Mit Werbung dem demographischem Wandel entgegentreten

Auch die LZ sprach mehrere scheue Beobachter zu ihrer Haltung an, nur einer mochte offen darüber reden. Anwohner Holger Klinke (40) sagte: „Die haben meinen höchsten Respekt, dass sie ihre Freizeit opfern, um anderen zu helfen.“ Dass er sich auch derart engagiere, lasse aber seine „zeitintensive Arbeit“ nicht zu. Er habe deshalb auch schon ein schlechtes Gewissen. Er zeigte sich aber interessiert zumindest für eine Fördermitgliedschaft. Aber es geht um mehr.

„Um dem demographischen Wandel entgegenzutreten, ist die Werbeaktion unabdingbar. Ein weiteres Problem ist, dass immer weniger Feuerwehrmitglieder einen Arbeitsplatz vor Ort haben“, sagt Jan-Christian Simon, Pressewart der Feuerwehr Deutsch Evern. „Viele pendeln nach Hamburg oder nach Lüneburg.
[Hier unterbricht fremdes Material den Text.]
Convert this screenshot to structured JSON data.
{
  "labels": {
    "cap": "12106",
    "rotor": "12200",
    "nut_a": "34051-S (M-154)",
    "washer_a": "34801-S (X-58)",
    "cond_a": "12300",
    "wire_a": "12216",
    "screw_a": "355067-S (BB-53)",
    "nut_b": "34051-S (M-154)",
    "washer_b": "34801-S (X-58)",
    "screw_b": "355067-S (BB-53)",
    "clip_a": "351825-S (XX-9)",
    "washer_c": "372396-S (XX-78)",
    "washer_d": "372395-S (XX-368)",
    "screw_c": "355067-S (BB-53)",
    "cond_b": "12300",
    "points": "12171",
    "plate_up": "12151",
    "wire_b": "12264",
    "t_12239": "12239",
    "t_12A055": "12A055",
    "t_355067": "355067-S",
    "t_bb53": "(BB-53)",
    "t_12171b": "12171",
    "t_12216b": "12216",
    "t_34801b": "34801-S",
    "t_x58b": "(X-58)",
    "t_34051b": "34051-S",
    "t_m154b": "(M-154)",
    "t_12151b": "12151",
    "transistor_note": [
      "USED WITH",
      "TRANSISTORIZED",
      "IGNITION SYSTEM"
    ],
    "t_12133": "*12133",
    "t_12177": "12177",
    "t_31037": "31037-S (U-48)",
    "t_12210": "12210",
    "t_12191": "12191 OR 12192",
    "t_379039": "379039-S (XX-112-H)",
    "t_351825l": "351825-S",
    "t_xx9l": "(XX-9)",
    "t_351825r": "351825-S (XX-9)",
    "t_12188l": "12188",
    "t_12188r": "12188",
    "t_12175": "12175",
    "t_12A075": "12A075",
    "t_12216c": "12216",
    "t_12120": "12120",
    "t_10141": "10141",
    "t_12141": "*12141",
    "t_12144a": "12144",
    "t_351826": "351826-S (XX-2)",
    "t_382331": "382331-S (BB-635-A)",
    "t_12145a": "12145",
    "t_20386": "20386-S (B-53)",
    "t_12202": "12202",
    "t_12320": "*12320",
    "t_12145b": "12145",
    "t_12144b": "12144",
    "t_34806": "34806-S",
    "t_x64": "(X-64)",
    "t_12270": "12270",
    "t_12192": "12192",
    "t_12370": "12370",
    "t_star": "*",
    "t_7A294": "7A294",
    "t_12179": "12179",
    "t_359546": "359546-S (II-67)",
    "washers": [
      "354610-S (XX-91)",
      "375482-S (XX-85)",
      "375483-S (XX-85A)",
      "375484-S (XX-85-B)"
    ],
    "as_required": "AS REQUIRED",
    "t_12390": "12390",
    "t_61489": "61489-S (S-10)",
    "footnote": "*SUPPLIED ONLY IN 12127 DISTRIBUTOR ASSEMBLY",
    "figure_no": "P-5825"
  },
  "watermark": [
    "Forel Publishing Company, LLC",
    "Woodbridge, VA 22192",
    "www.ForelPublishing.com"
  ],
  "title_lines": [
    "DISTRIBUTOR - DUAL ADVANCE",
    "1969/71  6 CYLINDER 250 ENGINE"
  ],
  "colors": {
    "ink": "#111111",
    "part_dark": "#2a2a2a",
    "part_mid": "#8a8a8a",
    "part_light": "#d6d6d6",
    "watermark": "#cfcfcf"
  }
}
Durch Schichtarbeiter ist aktuell noch eine gute Tages­alarmstärke vorhanden.

Um dies auch noch in Zukunft gewährleisten zu können, ist es von hoher Bedeutung, Quereinsteiger zum ehrenamtlichen Feuerwehrdienst zu motivieren oder bereits ausgebildete Feuerwehrmitglieder, die aber in Deutsch Evern nicht aktiv sind, zu reaktivieren.“

Dabei können sich die Deutsch Everner sogar auf eine Handvoll Feuerwehrleute verlassen, die Doppelmitgliedschaften pflegen in Deutsch Evern und der Stadt Lüneburg. Neben Simon zählt auch der Lüneburger Jan Kressin (29) dazu. Der sagt: „Ich bin hier geboren und hänge noch an der Feuerwehr Deutsch Evern und helfe gerne aus.“ Wenn aber beide Wehren gefordert sind, kann auch er sich nicht teilen.